All animal procedures have been approved by the University of Colorado Anschutz Medical Campus Institutional Animal Care and Use Committee (IACUC) with accreditation by Association for Assessment and Accreditation of Laboratory Animal Care (AAALAC). All experiments were performed in accordance with the approved protocol and relevant IACUC regulations and guidelines.

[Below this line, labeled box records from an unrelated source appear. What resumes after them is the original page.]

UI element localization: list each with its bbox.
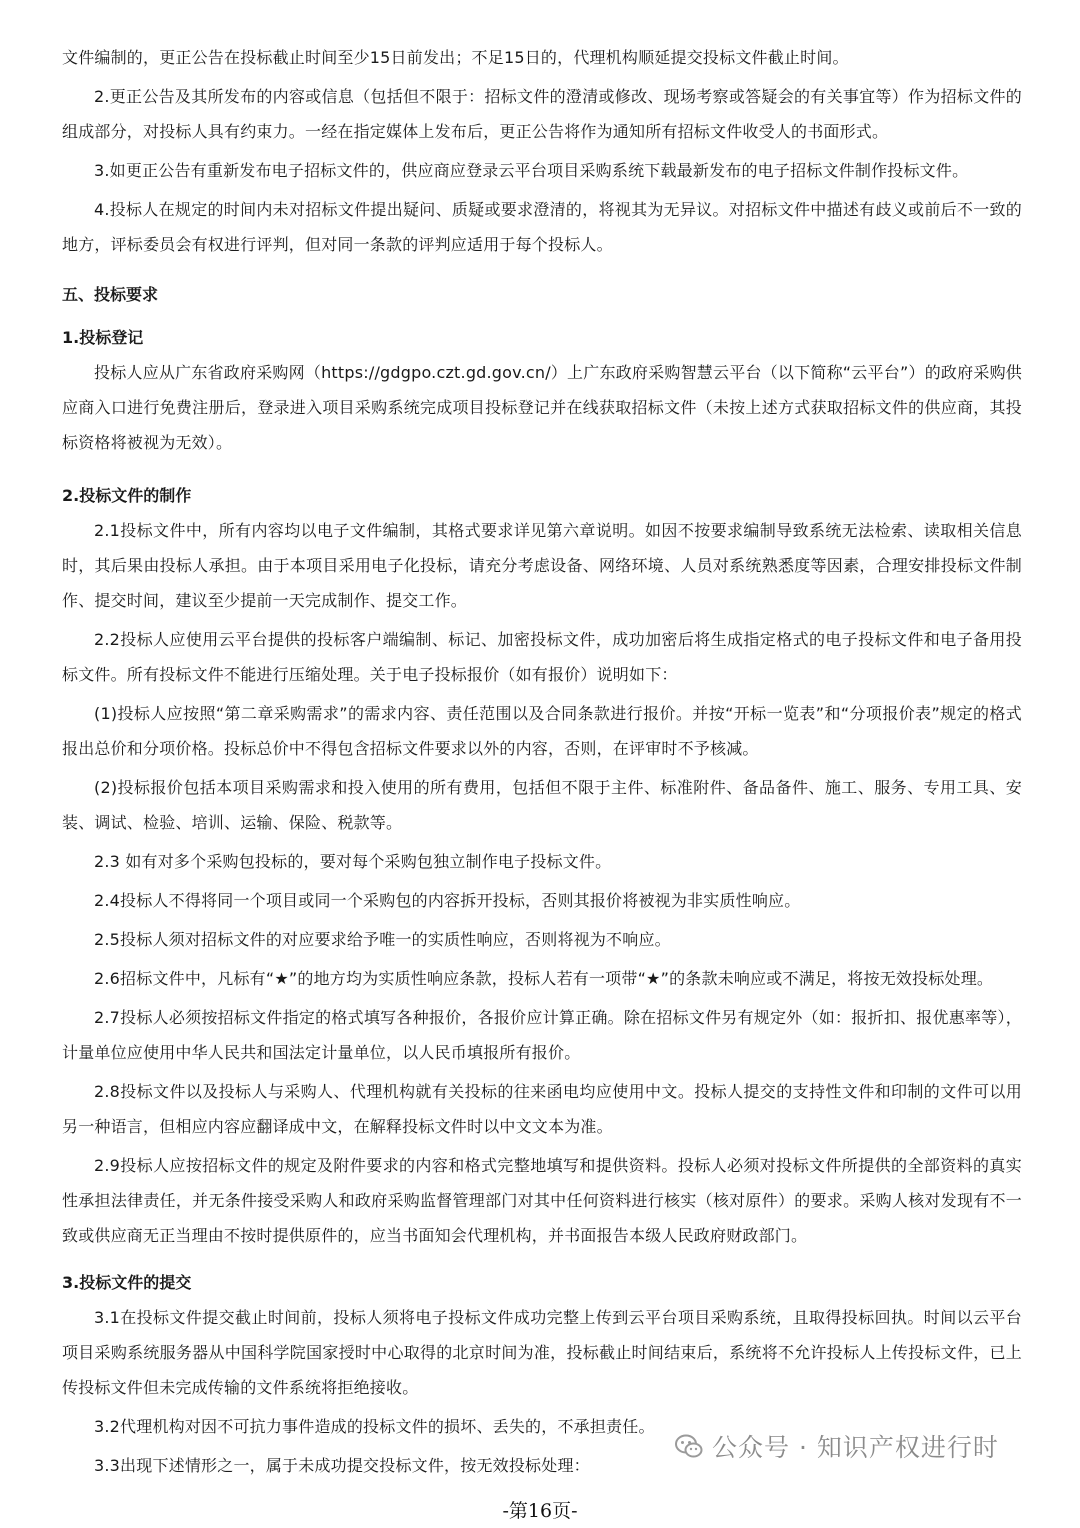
paragraph-3-1: 3.1在投标文件提交截止时间前，投标人须将电子投标文件成功完整上传到云平台项目采购系统，且取得投标回执。时间以云平台项目采购系统服务器从中国科学院国家授时中心取得的北京时间为准，投标截止时间结束后，系统将不允许投标人上传投标文件，已上传投标文件但未完成传输的文件系统将拒绝接收。 xyxy=(62,1308,1022,1397)
wechat-icon xyxy=(674,1431,704,1461)
paragraph-intro: 文件编制的，更正公告在投标截止时间至少15日前发出；不足15日的，代理机构顺延提交投标文件截止时间。 xyxy=(62,48,849,67)
paragraph-item-4: 4.投标人在规定的时间内未对招标文件提出疑问、质疑或要求澄清的，将视其为无异议。对招标文件中描述有歧义或前后不一致的地方，评标委员会有权进行评判，但对同一条款的评判应适用于每个投标人。 xyxy=(62,200,1022,254)
subheading-submission: 3.投标文件的提交 xyxy=(62,1273,192,1292)
paragraph-item-3: 3.如更正公告有重新发布电子招标文件的，供应商应登录云平台项目采购系统下载最新发布的电子招标文件制作投标文件。 xyxy=(94,161,969,180)
paragraph-2-1: 2.1投标文件中，所有内容均以电子文件编制，其格式要求详见第六章说明。如因不按要求编制导致系统无法检索、读取相关信息时，其后果由投标人承担。由于本项目采用电子化投标，请充分考虑设备、网络环境、人员对系统熟悉度等因素，合理安排投标文件制作、提交时间，建议至少提前一天完成制作、提交工作。 xyxy=(62,521,1022,610)
paragraph-2-2-1: (1)投标人应按照“第二章采购需求”的需求内容、责任范围以及合同条款进行报价。并按“开标一览表”和“分项报价表”规定的格式报出总价和分项价格。投标总价中不得包含招标文件要求以外的内容，否则，在评审时不予核减。 xyxy=(62,704,1022,758)
paragraph-2-3: 2.3 如有对多个采购包投标的，要对每个采购包独立制作电子投标文件。 xyxy=(94,852,612,871)
paragraph-2-2: 2.2投标人应使用云平台提供的投标客户端编制、标记、加密投标文件，成功加密后将生成指定格式的电子投标文件和电子备用投标文件。所有投标文件不能进行压缩处理。关于电子投标报价（如有报价）说明如下： xyxy=(62,630,1022,684)
paragraph-2-9: 2.9投标人应按招标文件的规定及附件要求的内容和格式完整地填写和提供资料。投标人必须对投标文件所提供的全部资料的真实性承担法律责任，并无条件接受采购人和政府采购监督管理部门对其中任何资料进行核实（核对原件）的要求。采购人核对发现有不一致或供应商无正当理由不按时提供原件的，应当书面知会代理机构，并书面报告本级人民政府财政部门。 xyxy=(62,1156,1022,1245)
paragraph-item-2: 2.更正公告及其所发布的内容或信息（包括但不限于：招标文件的澄清或修改、现场考察或答疑会的有关事宜等）作为招标文件的组成部分，对投标人具有约束力。一经在指定媒体上发布后，更正公告将作为通知所有招标文件收受人的书面形式。 xyxy=(62,87,1022,141)
document-body xyxy=(62,40,1022,1483)
paragraph-3-2: 3.2代理机构对因不可抗力事件造成的投标文件的损坏、丢失的，不承担责任。 xyxy=(94,1417,655,1436)
watermark-text: 公众号 · 知识产权进行时 xyxy=(712,1433,999,1462)
section-heading-5: 五、投标要求 xyxy=(62,285,159,304)
paragraph-registration: 投标人应从广东省政府采购网（https://gdgpo.czt.gd.gov.cn/）上广东政府采购智慧云平台（以下简称“云平台”）的政府采购供应商入口进行免费注册后，登录进入项目采购系统完成项目投标登记并在线获取招标文件（未按上述方式获取招标文件的供应商，其投标资格将被视为无效）。 xyxy=(62,363,1022,452)
subheading-preparation: 2.投标文件的制作 xyxy=(62,486,192,505)
watermark xyxy=(674,1428,999,1464)
subheading-registration: 1.投标登记 xyxy=(62,328,144,347)
paragraph-2-5: 2.5投标人须对招标文件的对应要求给予唯一的实质性响应，否则将视为不响应。 xyxy=(94,930,671,949)
paragraph-3-3: 3.3出现下述情形之一，属于未成功提交投标文件，按无效投标处理： xyxy=(94,1456,590,1475)
page-number: -第16页- xyxy=(502,1500,578,1522)
paragraph-2-8: 2.8投标文件以及投标人与采购人、代理机构就有关投标的往来函电均应使用中文。投标人提交的支持性文件和印制的文件可以用另一种语言，但相应内容应翻译成中文，在解释投标文件时以中文文本为准。 xyxy=(62,1082,1022,1136)
paragraph-2-6: 2.6招标文件中，凡标有“★”的地方均为实质性响应条款，投标人若有一项带“★”的条款未响应或不满足，将按无效投标处理。 xyxy=(94,969,994,988)
paragraph-2-4: 2.4投标人不得将同一个项目或同一个采购包的内容拆开投标，否则其报价将被视为非实质性响应。 xyxy=(94,891,801,910)
paragraph-2-7: 2.7投标人必须按招标文件指定的格式填写各种报价，各报价应计算正确。除在招标文件另有规定外（如：报折扣、报优惠率等），计量单位应使用中华人民共和国法定计量单位，以人民币填报所有报价。 xyxy=(62,1008,1022,1062)
paragraph-2-2-2: (2)投标报价包括本项目采购需求和投入使用的所有费用，包括但不限于主件、标准附件、备品备件、施工、服务、专用工具、安装、调试、检验、培训、运输、保险、税款等。 xyxy=(62,778,1022,832)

Eleven-week-old, female C57BL/6 J mice (Jackson Laboratories) were initially anesthetized in a chamber with oxygen flow with 4–5% isoflurane. Once mice are anesthetized, as confirmed by toe pinch, they are transferred to a heating pad at 37 °C, and to a nose cone delivering 1.5–2% isoflurane. Skin overlaying the tibialis anterior is shaved using an electric razor and wiped with a betadine wipe. Mice are then injected in each anterior tibialis with 1011 viral genomes (vg) of viral vector and fluorescent beads. Following injections, mice are again wiped and allowed to recover in their cage. The following day, ambulation was checked.

Electrophysiology

After five weeks, mice are sacrificed using isoflurane followed by cervical dislocation. Sciatic and attached peroneal nerves and anterior tibialis muscles were removed. Muscles were placed in 1× Phosphate Buffered Saline. Nerves were placed in a saline solution (in mM: NaCl 126, KCl 3, CaCl2 2, MgCl2 2, MOPS 10, Glucose 30; pH 7.25) in a glass bottomed imaging chamber equipped with two glass electrodes, one fitted to the sciatic nerve, the other fitted to the common peroneal nerve. The nerve was held in place in the imaging chamber using a U-shaped bent steel wire with nylon threads strung across the open section of the U. Electrical stimulation was provided using stimulus from either the sciatic or common peroneal electrodes using a Grass SD9 stimulator. Prior to conducting experiments, the electrodes and setup were evaluated for ability to generate compound action potentials (MultiClamp 700B Amplifier, Axon Instruments, PCLAMP10 Software). Compound action potentials were only measured as a part of hardware design, as the compound action potential does not report the activity of a single axon, only the aggregate of the nerve, reducing its utility for correlating single axon activity with calcium transients. Stimulus duration for eliciting an action potential was 30 μs. Stimulus frequencies ranged from 5–125 Hz based on previous reports of observed frequencies in type III (thinly myelinated) and type IV (unmyelinated) fibers following either chemical, mechanical, or thermal stimulation (1–200 Hz)10,69,70,71 and included most of the stimulus range attempted on other small fibers in other studies of the peripheral nerve (1–50 Hz)30,42. Stimulation voltages were the minimum required to elicit a change in GCaMP fluorescence and ranged from 5.5–15 V.

Imaging

Imaging was performed using an inverted spinning disk microscope (Intelligent Imaging Innovations) equipped with a 488 nm laser and a 16-bit EMCCD camera. Frames were captured using a 63X oil objective (1.4NA) at ~8 Hz. Imaging experiments were performed at 23 °C.

Data Analysis

Images were analyzed using SlideBook (Intelligent Imaging Innovations). Curve fitting, plotting and statistical analysis were completed using MATLAB (Mathworks). Generally, a Kruskal-Wallis Nonparametric Analysis of Variance was used in comparisons of more than two means, unless an Anderson-Darling test demonstrated normality, in which case a one-way analysis of variance was used. Multiple comparisons, conducted if analysis of variance tests showed significance, used the Tukey-Kramer method. P-values less than 0.05 were considered significant. Fluorescence changes were computed as ΔF/F0 = (F − Fintial)/Finitial, where F is the fluorescence at a point in time, F initial is the mean fluorescence for 15 time points before stimulation. Rise and decay time constants were computed from averaged traces from individual axons fitted with single exponential curves. A Spearman’s correlation was used to compute the correlation between on-time constant and prestimulus axon brightness. To control family-wide error rate, the Benjamini-Hochberg method for controlling the false detection rate was used.

Data Availability

The data generated during the current study are available from the corresponding author on reasonable request.